‘Nomadland’ triumphs at Golden Globes, sets course for Oscars
By David Villafranca
Los Angeles, United States, Feb 28 (efe-epa).- “Nomadland” fulfilled the forecasts that placed it as a great favorite in Sunday’s Golden Globes as it won the award for best dramatic film and set the standards for the Oscars, at which it will clearly arrive as the rival to beat.
Chloé Zhao’s acclaimed film, a poetic look at the devastating effects of 21st-century capitalism on American society, shared the limelight with “Borat Subsequent Moviefilm,” the sequel to “Borat” (2006) proclaimed the winner of the award for the best comic or musical film.
Both “Nomadland” (best drama and direction) and “Borat Subsequent Moviefilm” (best comedy and comic actor for Sacha Baron Cohen) won two awards each, the same as “Soul” (best animated film and soundtrack.)
The only low for “Nomadland” was that Frances McDormand failed to win the distinction for best dramatic actress, where Andra Day won for “The United States vs. Billie Holiday.”
In any case, the most emotional moment of the night was for the late Chadwick Boseman, best dramatic actor for “Ma Rainey’s Black Bottom” and whose widow gave a powerful and heartbreaking speech.
No one was taken by surprise by the success of “Nomadland.”
It received the Golden Lion in Venice, won the Toronto Audience Award (TIFF), and has swept critical acclaim in the United States.
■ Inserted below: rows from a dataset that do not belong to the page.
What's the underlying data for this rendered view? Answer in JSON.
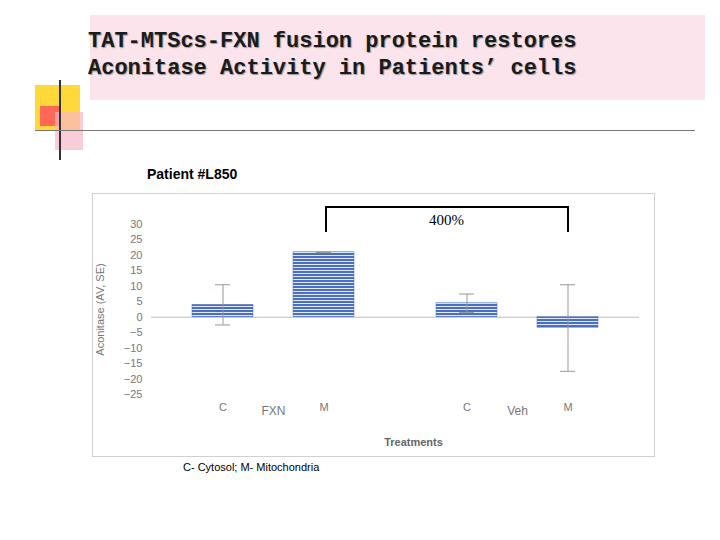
{
  "slide": {
    "title": "TAT-MTScs-FXN fusion protein restores Aconitase Activity in Patients’ cells"
  },
  "chart_data": {
    "type": "bar",
    "title": "Patient #L850",
    "categories": [
      "C",
      "M",
      "C",
      "M"
    ],
    "groups": [
      "FXN",
      "FXN",
      "Veh",
      "Veh"
    ],
    "values": [
      4,
      21,
      4.5,
      -3.5
    ],
    "errors": [
      6.5,
      0,
      3,
      14
    ],
    "color": "#4a6fc0",
    "ylim": [
      -25,
      30
    ],
    "yticks": [
      -25,
      -20,
      -15,
      -10,
      -5,
      0,
      5,
      10,
      15,
      20,
      25,
      30
    ],
    "y_label": "Aconitase (AV, SE)",
    "x_label": "Treatments",
    "grid": false,
    "annotation": {
      "text": "400%",
      "from": 1,
      "to": 3
    },
    "caption": "C- Cytosol; M- Mitochondria"
  }
}
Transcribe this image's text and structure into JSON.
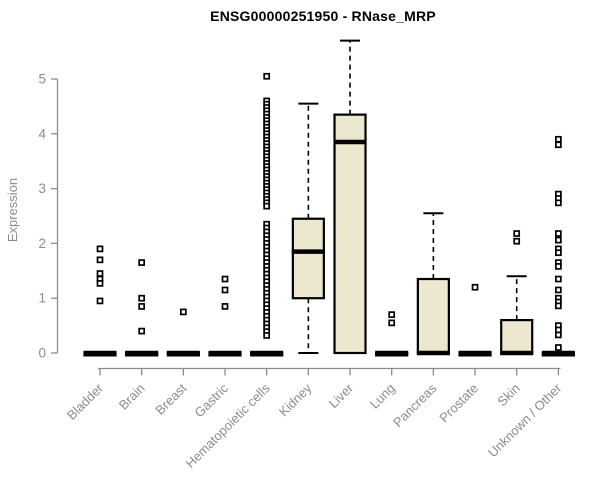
{
  "page": {
    "background": "#ffffff"
  },
  "chart_data": {
    "type": "boxplot",
    "title": "ENSG00000251950 - RNase_MRP",
    "ylabel": "Expression",
    "xlabel": "",
    "ylim": [
      0,
      5
    ],
    "yticks": [
      0,
      1,
      2,
      3,
      4,
      5
    ],
    "grid": false,
    "legend": "none",
    "colors": {
      "box_fill": "#ece8d0",
      "box_stroke": "#000000",
      "median": "#000000",
      "outlier": "#000000",
      "axis": "#8c8c8c",
      "title": "#000000"
    },
    "categories": [
      "Bladder",
      "Brain",
      "Breast",
      "Gastric",
      "Hematopoietic cells",
      "Kidney",
      "Liver",
      "Lung",
      "Pancreas",
      "Prostate",
      "Skin",
      "Unknown / Other"
    ],
    "series": [
      {
        "name": "Bladder",
        "q1": 0,
        "median": 0,
        "q3": 0,
        "whisker_low": 0,
        "whisker_high": 0,
        "outliers": [
          1.9,
          1.7,
          1.45,
          1.35,
          1.27,
          0.95
        ]
      },
      {
        "name": "Brain",
        "q1": 0,
        "median": 0,
        "q3": 0,
        "whisker_low": 0,
        "whisker_high": 0,
        "outliers": [
          1.65,
          1.0,
          0.85,
          0.4
        ]
      },
      {
        "name": "Breast",
        "q1": 0,
        "median": 0,
        "q3": 0,
        "whisker_low": 0,
        "whisker_high": 0,
        "outliers": [
          0.75
        ]
      },
      {
        "name": "Gastric",
        "q1": 0,
        "median": 0,
        "q3": 0,
        "whisker_low": 0,
        "whisker_high": 0,
        "outliers": [
          1.35,
          1.15,
          0.85
        ]
      },
      {
        "name": "Hematopoietic cells",
        "q1": 0,
        "median": 0,
        "q3": 0,
        "whisker_low": 0,
        "whisker_high": 0,
        "outliers": [
          5.05,
          4.6,
          4.54,
          4.48,
          4.42,
          4.36,
          4.3,
          4.24,
          4.18,
          4.12,
          4.06,
          4.0,
          3.94,
          3.88,
          3.82,
          3.76,
          3.7,
          3.64,
          3.58,
          3.52,
          3.46,
          3.4,
          3.34,
          3.28,
          3.22,
          3.16,
          3.1,
          3.04,
          2.98,
          2.92,
          2.86,
          2.8,
          2.74,
          2.68,
          2.35,
          2.28,
          2.21,
          2.14,
          2.07,
          2.0,
          1.93,
          1.86,
          1.79,
          1.72,
          1.65,
          1.58,
          1.51,
          1.44,
          1.37,
          1.3,
          1.23,
          1.16,
          1.09,
          1.02,
          0.95,
          0.88,
          0.81,
          0.74,
          0.67,
          0.6,
          0.53,
          0.46,
          0.39,
          0.32
        ]
      },
      {
        "name": "Kidney",
        "q1": 1.0,
        "median": 1.85,
        "q3": 2.45,
        "whisker_low": 0,
        "whisker_high": 4.55,
        "outliers": []
      },
      {
        "name": "Liver",
        "q1": 0,
        "median": 3.85,
        "q3": 4.35,
        "whisker_low": 0,
        "whisker_high": 5.7,
        "outliers": []
      },
      {
        "name": "Lung",
        "q1": 0,
        "median": 0,
        "q3": 0,
        "whisker_low": 0,
        "whisker_high": 0,
        "outliers": [
          0.7,
          0.55
        ]
      },
      {
        "name": "Pancreas",
        "q1": 0,
        "median": 0,
        "q3": 1.35,
        "whisker_low": 0,
        "whisker_high": 2.55,
        "outliers": []
      },
      {
        "name": "Prostate",
        "q1": 0,
        "median": 0,
        "q3": 0,
        "whisker_low": 0,
        "whisker_high": 0,
        "outliers": [
          1.2
        ]
      },
      {
        "name": "Skin",
        "q1": 0,
        "median": 0,
        "q3": 0.6,
        "whisker_low": 0,
        "whisker_high": 1.4,
        "outliers": [
          2.18,
          2.04
        ]
      },
      {
        "name": "Unknown / Other",
        "q1": 0,
        "median": 0,
        "q3": 0,
        "whisker_low": 0,
        "whisker_high": 0,
        "outliers": [
          3.9,
          3.8,
          2.9,
          2.82,
          2.74,
          2.18,
          2.06,
          1.9,
          1.83,
          1.65,
          1.58,
          1.35,
          1.15,
          1.0,
          0.93,
          0.86,
          0.5,
          0.42,
          0.33,
          0.1
        ]
      }
    ]
  }
}
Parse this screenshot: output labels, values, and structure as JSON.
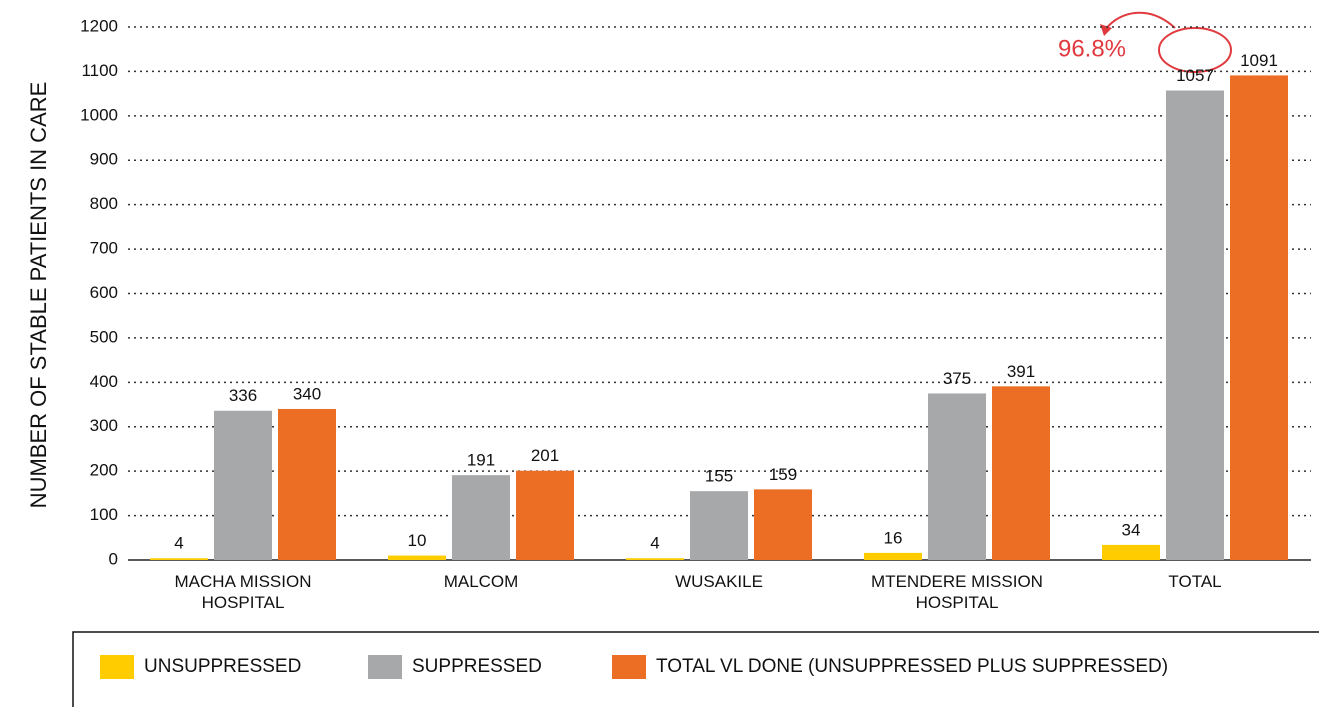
{
  "chart_data": {
    "type": "bar",
    "y_label": "NUMBER OF STABLE PATIENTS IN CARE",
    "categories": [
      "MACHA MISSION HOSPITAL",
      "MALCOM",
      "WUSAKILE",
      "MTENDERE MISSION HOSPITAL",
      "TOTAL"
    ],
    "series": [
      {
        "name": "UNSUPPRESSED",
        "color": "#ffcc00",
        "values": [
          4,
          10,
          4,
          16,
          34
        ]
      },
      {
        "name": "SUPPRESSED",
        "color": "#a7a8aa",
        "values": [
          336,
          191,
          155,
          375,
          1057
        ]
      },
      {
        "name": "TOTAL VL DONE (UNSUPPRESSED PLUS SUPPRESSED)",
        "color": "#eb6e24",
        "values": [
          340,
          201,
          159,
          391,
          1091
        ]
      }
    ],
    "ylim": [
      0,
      1200
    ],
    "yticks": [
      0,
      100,
      200,
      300,
      400,
      500,
      600,
      700,
      800,
      900,
      1000,
      1100,
      1200
    ],
    "grid": true,
    "annotation": "96.8%"
  }
}
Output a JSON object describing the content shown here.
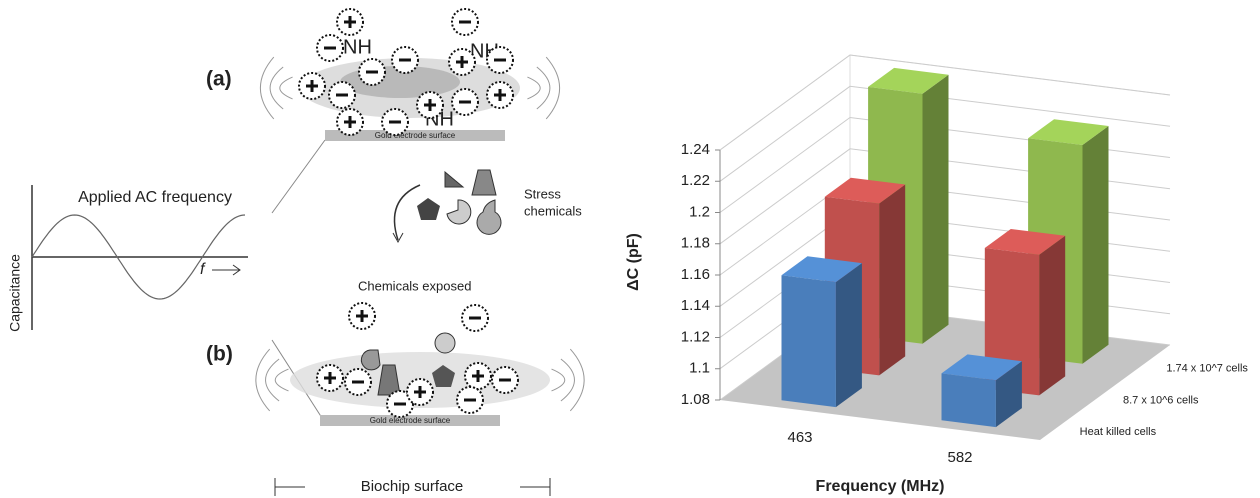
{
  "diagram": {
    "panel_a": "(a)",
    "panel_b": "(b)",
    "amine_labels": [
      "NH",
      "NH",
      "NH"
    ],
    "electrode_labels": [
      "Gold electrode surface",
      "Gold electrode surface"
    ],
    "stress_label": [
      "Stress",
      "chemicals"
    ],
    "exposed_label": "Chemicals exposed",
    "signal_title": "Applied AC frequency",
    "signal_y_label": "Capacitance",
    "signal_x_label": "f",
    "biochip_label": "Biochip surface"
  },
  "chart_data": {
    "type": "bar3d",
    "y_label": "ΔC (pF)",
    "x_label": "Frequency (MHz)",
    "categories": [
      "463",
      "582"
    ],
    "series": [
      {
        "name": "Heat killed cells",
        "color": "#4a7ebb",
        "values": [
          1.16,
          1.11
        ]
      },
      {
        "name": "8.7 x 10^6 cells",
        "color": "#c0504d",
        "values": [
          1.19,
          1.17
        ]
      },
      {
        "name": "1.74 x 10^7 cells",
        "color": "#8fb84e",
        "values": [
          1.24,
          1.22
        ]
      }
    ],
    "ylim": [
      1.08,
      1.24
    ],
    "yticks": [
      1.08,
      1.1,
      1.12,
      1.14,
      1.16,
      1.18,
      1.2,
      1.22,
      1.24
    ],
    "grid": true
  }
}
In this strange season of Hollywood awards, with largely virtual awards such as Sunday’s and after a year of closed theaters, “Nomadland” consolidated its options for the Oscars. It beat “The Trial of the Chicago 7” to best drama, the candidate who could have best competed for the award.
Zhao made history as the second woman to receive the award for best director after Barbra Streisand (“Yentl” in 1984.)
“‘Nomadland’, at its heart, is a pilgrimage through mourning and healing. So for everyone who has been through this beautiful and difficult journey at some point in their lives, this is for you,” she said.
“We don’t say goodbye. We say, ‘See you on the road,'” she added, quoting one of the movie’s key phrases.
The other big smile of the night was that of Sacha Baron Cohen, with two comedy awards for “Borat Subsequent Moviefilm,” who was critical of the awards panel.
“Thanks to the ‘all white’ Hollywood Foreign Press Association,” he said, recalling that there are no black members at the Golden Globes organization.
“Trump has contested this result. He claims that a lot of dead people have voted, which is a very rude thing to say about the [organization.]”
In addition, he thanked “comedy genius” Rudy Giuliani, who was responsible for one of the most surreal and disgusting scenes in his film.
Aaron Sorkin, at the forefront of the political vindication of the protest in “The Trial of the Chicago 7”, settled for the award for best screenplay.
“Democracy is not something you believe in or where you put your hat: it is something you do,” he said, recalling the words of his character Abbie Hoffman.
“You participate. If you stop doing it, democracy falls apart. I don’t need any more evidence than what happened on Jan. 6 (assault on the US Capitol) to agree to this,” he added.
The most resounding disappointment was that of “Mank”: David Fincher’s film landed at the Globes as the most nominated with six nominations and went home empty-handed.